«Alla radice di tutto sta l’atto col quale accetto me stesso, acconsento ad essere quel che sono, avere le qualità che ho, stare nei limiti tracciati. Ciò non significa rinuncia alla tensione verso l’altro», così scriveva Romano Guardini nel suo accettare se stessi. E forse questa citazione esprime la lunghezza d’onda del lavoro dello psicologo Claudio Risé nel libro La scoperta di sé che si propone di proseguire il percorso, iniziato già il secolo scorso da Carl Gustav Jung con il nome «processo di individuazione».
Tale percorso, è svolto da Risé in dialogo con figure, immagini e tracciati che, prima di appartenere alla psicologia, appartengono al teatro, ai riti e ai racconti religiosi, alle arti, alle narrazioni mitiche e romanzesche dell’umanità.
Il processo di realizzazione di sé non consiste nel raggiungimento di uno stato di quiete (tombale).
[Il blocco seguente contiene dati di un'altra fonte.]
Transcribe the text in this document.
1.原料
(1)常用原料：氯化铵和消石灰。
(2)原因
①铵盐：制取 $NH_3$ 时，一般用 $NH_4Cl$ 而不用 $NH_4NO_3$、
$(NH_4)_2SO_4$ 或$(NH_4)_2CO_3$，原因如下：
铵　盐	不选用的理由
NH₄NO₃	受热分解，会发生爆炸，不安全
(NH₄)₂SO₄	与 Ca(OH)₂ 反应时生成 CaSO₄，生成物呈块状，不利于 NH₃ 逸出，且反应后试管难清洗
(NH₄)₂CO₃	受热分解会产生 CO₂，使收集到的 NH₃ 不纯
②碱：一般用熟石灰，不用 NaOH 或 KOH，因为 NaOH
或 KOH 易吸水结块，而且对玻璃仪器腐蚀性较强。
I saggi dell’antichità ci insegnano che il fine dell’uomo non è una imperturbabile pace, ma la scoperta e l’esplorazione dei potenziali di bellezza e di bontà insiti nella vita. Scrive Epicarmo nel frammento 297: «Non considererò mai beato chi avendo una vita immune da disgrazie non si curi di dar nulla di bello e buono alla sua anima».
Lo strumento della scoperta di sé è l’esame di sé. «Ognuno di noi ha bisogno di esercitarsi – scrive Galeno – per quasi tutta la vita, per diventare un uomo perfetto». Esercitarsi ed esaminarsi vanno insieme perché «la vita senza esame è indegna di un uomo» (Socrate).
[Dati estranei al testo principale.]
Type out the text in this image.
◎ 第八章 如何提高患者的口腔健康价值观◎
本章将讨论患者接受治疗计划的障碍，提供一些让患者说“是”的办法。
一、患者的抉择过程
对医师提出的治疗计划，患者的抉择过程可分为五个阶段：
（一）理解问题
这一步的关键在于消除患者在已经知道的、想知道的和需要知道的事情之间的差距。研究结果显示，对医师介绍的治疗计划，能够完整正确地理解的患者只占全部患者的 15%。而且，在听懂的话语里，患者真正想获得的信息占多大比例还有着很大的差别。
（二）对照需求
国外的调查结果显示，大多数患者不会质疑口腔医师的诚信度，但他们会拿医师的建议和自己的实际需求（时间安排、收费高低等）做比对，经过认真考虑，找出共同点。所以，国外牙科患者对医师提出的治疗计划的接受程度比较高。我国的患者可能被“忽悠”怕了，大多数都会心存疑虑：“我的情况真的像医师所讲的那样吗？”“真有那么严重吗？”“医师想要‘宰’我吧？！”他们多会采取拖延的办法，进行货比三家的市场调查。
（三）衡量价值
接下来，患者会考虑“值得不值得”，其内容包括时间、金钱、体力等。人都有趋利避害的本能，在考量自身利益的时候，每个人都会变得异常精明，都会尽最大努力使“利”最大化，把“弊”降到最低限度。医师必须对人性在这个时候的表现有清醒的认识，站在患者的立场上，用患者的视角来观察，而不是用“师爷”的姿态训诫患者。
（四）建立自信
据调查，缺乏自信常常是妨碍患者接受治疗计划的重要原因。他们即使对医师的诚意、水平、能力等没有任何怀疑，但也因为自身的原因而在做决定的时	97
Esaminarsi richiede allora una specie di “conversione” di ritorno a sé. Spiega l’autore che «la conversione verso l’interno della personalità, l’inconscio, ci mette di fronte all’irregolarità, al caos, di ciò che vi accade. Del resto è proprio per non riconoscere e confrontarci con questo caos che di solito, invece di guardare dentro di noi, guardiamo fuori, all’apparente ‘ordine’ del mondo e del conscio collettivo».
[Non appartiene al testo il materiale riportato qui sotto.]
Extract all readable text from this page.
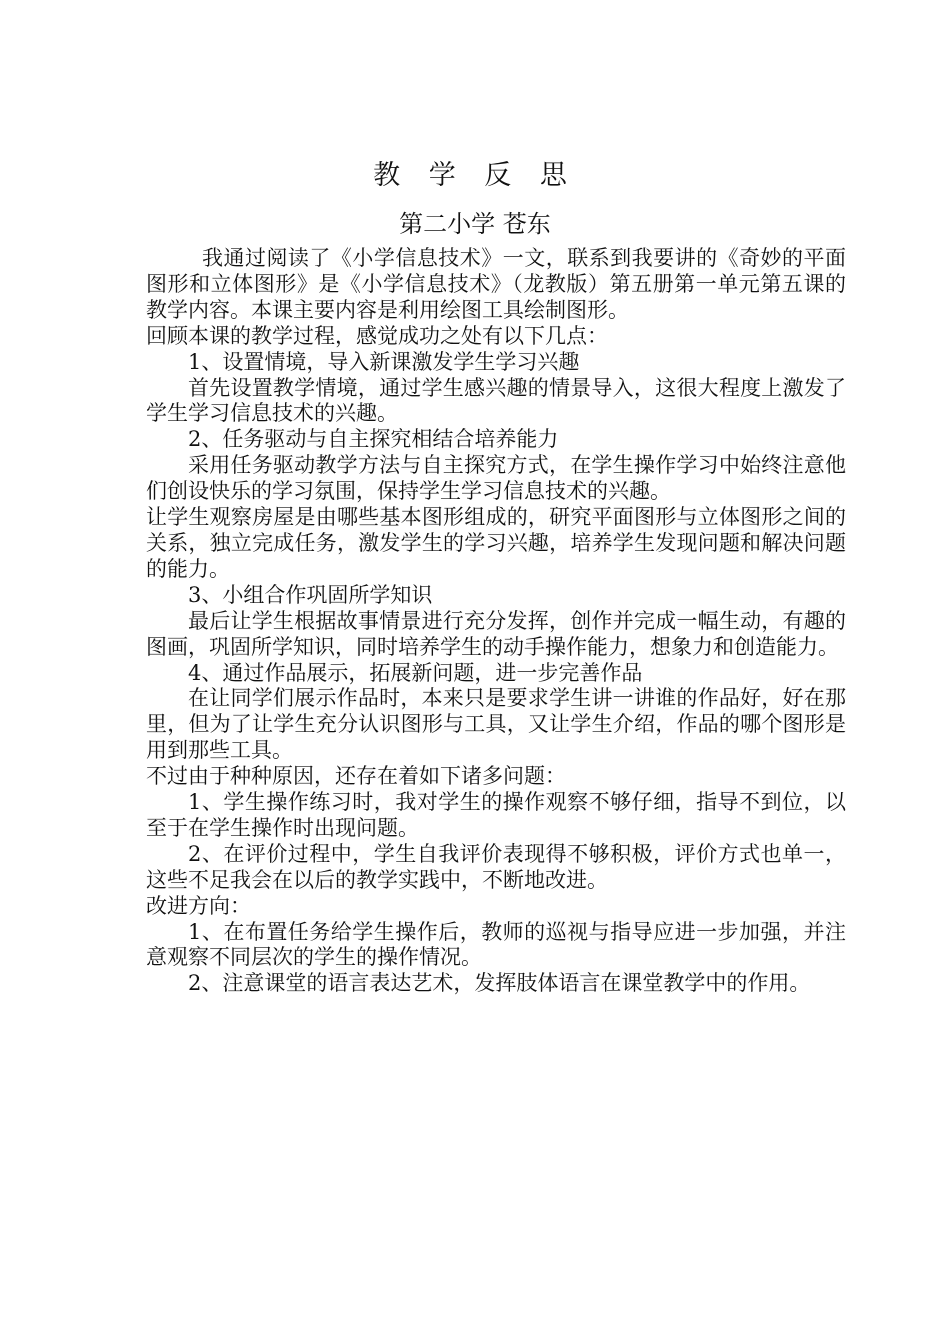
教 学 反 思
第二小学 苍东

我通过阅读了《小学信息技术》一文，联系到我要讲的《奇妙的平面图形和立体图形》是《小学信息技术》（龙教版）第五册第一单元第五课的教学内容。本课主要内容是利用绘图工具绘制图形。

回顾本课的教学过程，感觉成功之处有以下几点：

1、设置情境，导入新课激发学生学习兴趣

首先设置教学情境，通过学生感兴趣的情景导入，这很大程度上激发了学生学习信息技术的兴趣。

2、任务驱动与自主探究相结合培养能力

采用任务驱动教学方法与自主探究方式，在学生操作学习中始终注意他们创设快乐的学习氛围，保持学生学习信息技术的兴趣。

让学生观察房屋是由哪些基本图形组成的，研究平面图形与立体图形之间的关系，独立完成任务，激发学生的学习兴趣，培养学生发现问题和解决问题的能力。

3、小组合作巩固所学知识

最后让学生根据故事情景进行充分发挥，创作并完成一幅生动，有趣的图画，巩固所学知识，同时培养学生的动手操作能力，想象力和创造能力。

4、通过作品展示，拓展新问题，进一步完善作品

在让同学们展示作品时，本来只是要求学生讲一讲谁的作品好，好在那里，但为了让学生充分认识图形与工具，又让学生介绍，作品的哪个图形是用到那些工具。

不过由于种种原因，还存在着如下诸多问题：

1、学生操作练习时，我对学生的操作观察不够仔细，指导不到位，以至于在学生操作时出现问题。

2、在评价过程中，学生自我评价表现得不够积极，评价方式也单一，这些不足我会在以后的教学实践中，不断地改进。

改进方向：

1、在布置任务给学生操作后，教师的巡视与指导应进一步加强，并注意观察不同层次的学生的操作情况。

2、注意课堂的语言表达艺术，发挥肢体语言在课堂教学中的作用。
La nostra esaminazione passa per il confronto con gli archetipi che accompagnano la nostra esistenza. All’inizio c’è la mamma, più tardi il papà ed è identificandosi con loro che inizia la nostra comunicazione con il mondo. «L’identificazione è il processo psicologico attraverso il quale un individuo assimila aspetti e qualità dell’altro che prende a modello. Ogni personalità si costituisce attraverso una serie di identificazioni. La prima identificazione è quella con la madre». Jung nota che questo è «il primo modo di costituzione del soggetto sul modello dell’altro. È per questo che l’emancipazione del figlio e la separazione dalla madre rappresentano una svolta evolutiva tanto importante quanto delicata».

La scoperta di sé
La scoperta di sé
Risé Claudio

Il problema dell’identificazione, come nota Risé, non è quello del suo costituirsi, ma quello del suo de-costituirsi. L’identificazione ci deresponsabilizza e ci regala un mondo più facile perché già vissuto e programmato da altri. Per questo, il passaggio da una figura di identificazione a un’altra passa per certi “traumi” salvifici, attraverso altre identificazioni, come quello che avviene con la figura paterna. Il padre ha la priorità nel processo di autorizzazione dello smontamento dell’identificazione con la figura materna, sia la promozione della successiva identificazione. E qui, l’assenza e l’esilio della figura paterna costituisce una delle aporie e dei drammi della nostra epoca. Da qui l’importanza degli interrogativi che Risé pone e ci invita a porci per riscoprire la forza e la sanità del processo della scoperta di sé.